LINK: 7-20 Memorial Foundation
Here is the complete letter from Holmes’ parents to media outlets:
“We are Robert and Arlene Holmes and our son is James Holmes. We have spent every moment for more than two years thinking about those who were injured, and the families and friends of the deceased who were killed in the theater shooting in Aurora, Colorado. We are always praying for everyone in Aurora. We wish that July 20, 2012 never happened. Our son pleaded not guilty by reason of insanity to the charges associated with these shootings.
“Defense attorneys for our son first stated in open court in May 2013 that James was diagnosed in Colorado with a serious mental illness. Prior to July 20, 2012, he never harmed anyone and he had no criminal history.
“We understand that if our son is found not guilty by reason of insanity, he could go to an institution that provides treatment for the mentally ill for the remainder of his life. This result would prevent any future harm to him and others. We realize treatment in an institution would be best for our son. We love our son, we have always loved him and we do not want him to be executed. We also decry the need for a trial.
“A lengthy trial requires everyone to relive those horrible moments in time, causing additional trauma. In the criminal justice system, the prosecution and defense can agree to a sentence of life in prison, without parole, in exchange for a guilty plea. If that happened, our son would be in prison the rest of his life, but no one would have to relive those horrible events at a trial the media has permission to televise. We do not know how many victims of the theater shooting would like to see our son killed. But we are aware of people’s sentiments.
“We have read postings on the Internet that have likened him to a monster. He is not a monster. He is a human being gripped by a severe mental illness. We believe that the death penalty is morally wrong, especially when the condemned is mentally ill.
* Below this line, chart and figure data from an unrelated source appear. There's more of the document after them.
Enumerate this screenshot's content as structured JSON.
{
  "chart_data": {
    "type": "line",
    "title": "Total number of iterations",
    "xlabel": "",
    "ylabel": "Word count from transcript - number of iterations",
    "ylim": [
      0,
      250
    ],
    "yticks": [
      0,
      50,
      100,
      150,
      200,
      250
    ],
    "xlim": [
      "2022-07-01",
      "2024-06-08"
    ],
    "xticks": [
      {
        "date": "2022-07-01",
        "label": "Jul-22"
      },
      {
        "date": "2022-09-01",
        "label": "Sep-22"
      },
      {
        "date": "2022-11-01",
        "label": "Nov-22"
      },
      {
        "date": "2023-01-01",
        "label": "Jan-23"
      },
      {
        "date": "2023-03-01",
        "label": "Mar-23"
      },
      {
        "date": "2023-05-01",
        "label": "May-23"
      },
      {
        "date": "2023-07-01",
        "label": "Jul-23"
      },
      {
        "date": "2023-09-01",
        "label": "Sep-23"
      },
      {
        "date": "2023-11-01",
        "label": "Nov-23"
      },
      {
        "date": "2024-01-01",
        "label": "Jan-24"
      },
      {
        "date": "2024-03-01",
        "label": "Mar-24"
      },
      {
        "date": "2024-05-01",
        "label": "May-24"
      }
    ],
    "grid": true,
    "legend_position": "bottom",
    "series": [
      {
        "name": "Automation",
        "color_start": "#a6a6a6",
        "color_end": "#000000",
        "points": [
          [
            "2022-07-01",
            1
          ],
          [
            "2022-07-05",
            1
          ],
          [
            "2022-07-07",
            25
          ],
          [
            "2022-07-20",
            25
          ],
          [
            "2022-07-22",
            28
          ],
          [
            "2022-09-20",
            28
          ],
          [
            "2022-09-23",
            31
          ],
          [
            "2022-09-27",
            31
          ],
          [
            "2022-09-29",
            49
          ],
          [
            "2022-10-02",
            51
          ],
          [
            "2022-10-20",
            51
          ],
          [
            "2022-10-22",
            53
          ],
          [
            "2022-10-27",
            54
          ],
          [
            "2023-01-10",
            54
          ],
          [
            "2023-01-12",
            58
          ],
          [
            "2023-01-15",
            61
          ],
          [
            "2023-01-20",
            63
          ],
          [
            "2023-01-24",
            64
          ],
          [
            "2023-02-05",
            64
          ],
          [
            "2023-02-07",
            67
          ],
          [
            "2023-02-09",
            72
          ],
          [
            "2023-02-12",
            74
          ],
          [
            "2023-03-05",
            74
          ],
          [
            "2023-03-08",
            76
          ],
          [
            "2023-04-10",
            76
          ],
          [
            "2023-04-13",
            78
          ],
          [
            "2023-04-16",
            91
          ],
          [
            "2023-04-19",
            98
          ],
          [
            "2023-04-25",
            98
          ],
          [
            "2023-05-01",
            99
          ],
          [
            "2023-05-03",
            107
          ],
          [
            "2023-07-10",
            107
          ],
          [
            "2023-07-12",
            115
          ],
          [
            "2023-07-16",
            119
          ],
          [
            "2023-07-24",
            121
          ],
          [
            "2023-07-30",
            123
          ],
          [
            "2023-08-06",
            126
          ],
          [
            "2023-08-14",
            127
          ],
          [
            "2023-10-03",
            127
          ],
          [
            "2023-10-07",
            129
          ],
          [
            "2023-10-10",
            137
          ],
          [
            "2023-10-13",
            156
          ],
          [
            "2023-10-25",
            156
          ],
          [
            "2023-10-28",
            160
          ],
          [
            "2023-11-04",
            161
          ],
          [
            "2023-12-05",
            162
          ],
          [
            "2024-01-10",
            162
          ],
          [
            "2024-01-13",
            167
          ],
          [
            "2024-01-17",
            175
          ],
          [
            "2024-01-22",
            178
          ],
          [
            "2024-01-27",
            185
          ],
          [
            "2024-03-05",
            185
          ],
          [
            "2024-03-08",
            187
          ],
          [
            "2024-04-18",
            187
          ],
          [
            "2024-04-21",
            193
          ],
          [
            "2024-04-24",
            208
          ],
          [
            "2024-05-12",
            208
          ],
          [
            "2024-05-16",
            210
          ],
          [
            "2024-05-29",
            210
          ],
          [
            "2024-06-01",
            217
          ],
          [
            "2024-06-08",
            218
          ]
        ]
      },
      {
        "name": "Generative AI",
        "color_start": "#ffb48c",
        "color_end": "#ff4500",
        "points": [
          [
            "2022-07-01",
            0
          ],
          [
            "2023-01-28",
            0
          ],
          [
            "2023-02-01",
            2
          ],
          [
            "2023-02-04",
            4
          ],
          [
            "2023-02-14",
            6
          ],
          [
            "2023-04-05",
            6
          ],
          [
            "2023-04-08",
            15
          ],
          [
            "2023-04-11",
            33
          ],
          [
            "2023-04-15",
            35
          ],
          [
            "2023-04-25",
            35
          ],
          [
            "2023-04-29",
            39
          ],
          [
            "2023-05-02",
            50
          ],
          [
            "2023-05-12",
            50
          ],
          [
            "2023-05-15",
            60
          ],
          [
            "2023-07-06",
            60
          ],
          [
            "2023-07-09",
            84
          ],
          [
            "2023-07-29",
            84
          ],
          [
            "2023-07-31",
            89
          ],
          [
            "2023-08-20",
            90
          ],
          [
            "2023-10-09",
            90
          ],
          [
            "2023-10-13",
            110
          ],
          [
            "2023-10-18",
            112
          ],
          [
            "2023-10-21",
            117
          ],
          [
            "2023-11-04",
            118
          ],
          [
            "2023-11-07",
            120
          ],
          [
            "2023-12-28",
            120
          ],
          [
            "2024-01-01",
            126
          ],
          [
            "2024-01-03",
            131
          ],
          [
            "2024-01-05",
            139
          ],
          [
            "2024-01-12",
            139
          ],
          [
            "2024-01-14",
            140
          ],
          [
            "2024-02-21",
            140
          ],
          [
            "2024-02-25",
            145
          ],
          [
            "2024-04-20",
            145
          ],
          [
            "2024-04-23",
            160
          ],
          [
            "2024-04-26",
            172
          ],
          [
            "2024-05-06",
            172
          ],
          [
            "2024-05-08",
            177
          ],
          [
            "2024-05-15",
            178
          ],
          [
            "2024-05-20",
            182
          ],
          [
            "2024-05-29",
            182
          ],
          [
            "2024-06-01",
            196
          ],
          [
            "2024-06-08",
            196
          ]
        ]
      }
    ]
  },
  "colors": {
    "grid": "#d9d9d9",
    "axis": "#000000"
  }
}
“We are not alone in our sentiments. The Murder Victims’ Families for Human Rights (MVFHR), an international organization of family members of murder victims and family members of the executed, and the National Alliance on Mental Illness (NAMI) formed the “Prevention, Not Execution Project” aimed at ending the death penalty for people with severe mental illness.
“Our family has not given interviews to the media because we do not want coverage of ourselves. We mourn the deaths and the serious injuries and emotional trauma of the others who were in the theater. The focus should be on the injured and their healing.”